I have no problem with another Unicode character like an accented letter like "è".
Debian is OK
I then tried the same manipulation on a Debian GNU/Linux version 12 (the next Debian stable) and I have no problem.
On Debian I use:
- Python 3.11.2 (main, Mar 13 2023, 12:18:29) [GCC 12.2.0] on linux
- Nikola 8.2.4
In both cases I use a venv.
Debug
I tried to debug but I am new to Nikola.
I tried nikola rst2html
.
On macOS I get:
$ nikola rst2html posts/2023/05/unicode.rst
<!DOCTYPE html>
<html><body><p>! D O C T Y P E h t m l >
</p></body></html>
Here again the result is correct if run on Debian.
Maybe the problem is in a dependency used by Nikola.
This is most likely a bug with lxml, please report it to the lxml project.
If I use the program ./nikola/bin/rst2html.py
(on macOS) to convert my .rst
post I have no problem.
I get:
[...]
<div class="document">
<!-- title: Unicode -->
<!-- slug: unicode -->
<!-- date: 2023-05-08 18:48:37 UTC+02:00 -->
<!-- tags: -->
<!-- category: -->
<!-- link: -->
<!-- description: -->
<!-- type: text -->
<p>😺</p>
</div>
</body>
</html>
I have no idea how lxml is used by Nikola.
Can you provide a sample code using lxml that should fail so I can report the issue to lxml?
Sure, here’s some sample code:
import lxml.html
html = """<!DOCTYPE html>
<head><meta charset="utf-8"></head>
<body>
<h1>Hello, world!</h1>
<div>
<p>\U0001f63a</p>
</div>
</body>
</html>"""
parser = lxml.html.HTMLParser(remove_blank_text=True)
doc = lxml.html.document_fromstring(html, parser)

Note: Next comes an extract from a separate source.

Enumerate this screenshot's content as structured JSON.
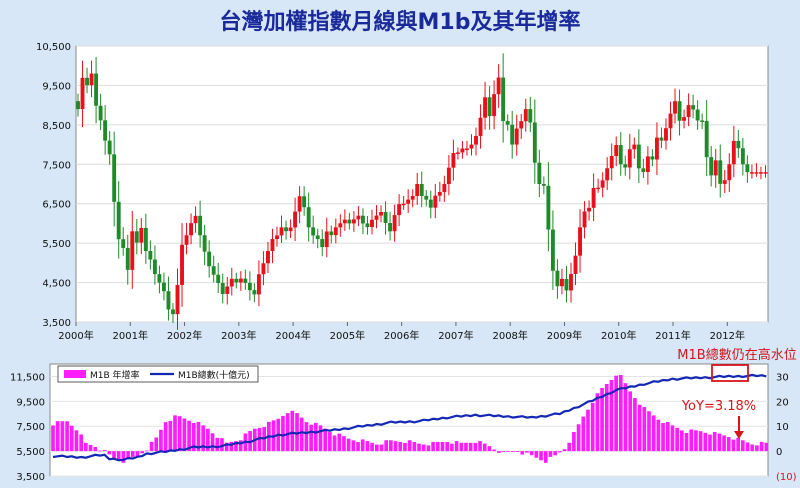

data = lxml.html.tostring(doc, encoding='utf8', method='html', pretty_print=True, doctype='<!DOCTYPE html>')
print(data)
Can you reproduce the issue using this code on macOS? For reference, I get the following output on Windows and Linux:
b'<!DOCTYPE html>\n<html>\n<head><meta charset="utf-8"></head>\n<body>\n<h1>Hello, world!</h1>\n<div>\n<p>\xf0\x9f\x98\xba</p>\n</div>\n</body>\n</html>\n'
Bingo!
On macOS I get:
>>> print(data)
b'<!DOCTYPE html>\n<html><body><p>! D O C T Y P E h t m l > \n </p></body></html>\n'
I reported the lxml issue at https://bugs.launchpad.net/lxml/+bug/2019038
Thanks